Publication year - 1985
Publication title -
lipids
Language(s) - English
Resource type - Journals
SCImago Journal Rank - 0.601
H-Index - 120
eISSN - 1558-9307
pISSN - 0024-4201
DOI - 10.1007/bf02534263
Subject(s) - chemistry , chemical ionization , deuterium , mass spectrometry , chromatography , isobutane , gas chromatography–mass spectrometry , hydrogen–deuterium exchange , fatty acid , gas chromatography , quantitative analysis (chemistry) , ionization , organic chemistry , ion , physics , quantum mechanics , catalysis
A quantitative analytical method has been developed to analyze methyl esters of blood fatty acids derived from human subjects fed deuterium‐labeled fats.

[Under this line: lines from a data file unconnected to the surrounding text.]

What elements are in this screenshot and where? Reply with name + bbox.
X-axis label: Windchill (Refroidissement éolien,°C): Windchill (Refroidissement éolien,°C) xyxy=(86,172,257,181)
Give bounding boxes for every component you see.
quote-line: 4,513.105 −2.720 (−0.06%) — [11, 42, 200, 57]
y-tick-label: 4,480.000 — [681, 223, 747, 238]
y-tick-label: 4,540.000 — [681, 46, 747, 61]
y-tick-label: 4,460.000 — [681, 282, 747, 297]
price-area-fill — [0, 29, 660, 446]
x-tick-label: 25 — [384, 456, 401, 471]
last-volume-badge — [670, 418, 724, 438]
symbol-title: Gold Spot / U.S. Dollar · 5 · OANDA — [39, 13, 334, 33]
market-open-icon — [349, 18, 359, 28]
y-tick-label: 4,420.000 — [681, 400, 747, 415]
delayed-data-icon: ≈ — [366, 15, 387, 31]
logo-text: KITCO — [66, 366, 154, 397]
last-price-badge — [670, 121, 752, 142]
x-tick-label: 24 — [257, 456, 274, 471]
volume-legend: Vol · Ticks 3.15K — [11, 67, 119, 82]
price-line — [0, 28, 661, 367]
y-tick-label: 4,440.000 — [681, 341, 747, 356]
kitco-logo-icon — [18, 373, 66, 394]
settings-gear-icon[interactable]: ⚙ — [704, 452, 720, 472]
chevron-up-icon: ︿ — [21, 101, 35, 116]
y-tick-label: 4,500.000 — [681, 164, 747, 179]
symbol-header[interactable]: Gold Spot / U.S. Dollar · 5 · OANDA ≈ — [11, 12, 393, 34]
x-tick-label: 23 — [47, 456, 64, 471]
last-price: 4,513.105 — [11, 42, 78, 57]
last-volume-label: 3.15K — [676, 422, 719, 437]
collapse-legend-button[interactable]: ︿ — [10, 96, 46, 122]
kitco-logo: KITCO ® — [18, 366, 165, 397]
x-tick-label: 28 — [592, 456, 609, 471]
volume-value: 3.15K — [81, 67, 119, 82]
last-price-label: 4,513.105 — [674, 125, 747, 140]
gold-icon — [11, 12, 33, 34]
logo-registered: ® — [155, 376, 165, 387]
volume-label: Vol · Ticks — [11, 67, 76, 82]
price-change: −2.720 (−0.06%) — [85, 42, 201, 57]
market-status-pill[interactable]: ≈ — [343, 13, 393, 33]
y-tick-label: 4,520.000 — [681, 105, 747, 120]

The GCMS computer method provides for the analysis of the fed deuterium‐labeled fatty acids, the naturally occurring blood fatty acids and new fatty acids formed by chain elongation or shortening of the fed labeled fats. Approximately 20 fatty acids including 16, 17, 18 and 20 carbon chain acids were analyzed with a relative standard deviation of 0.02 at the microgram level and a sensitivity of less than one nanogram. The method uses capillary GC to separate the fatty acid esters and isobutane chemical ionization mass spectrometry with multiple ion detection to determine the isotopic constituents of the GC peaks. The technique provides for the determination of overlapping GC peaks labeled with 2, 4 and 6 deuterium atoms and makes extensive use of computers both for data acquisition and processing.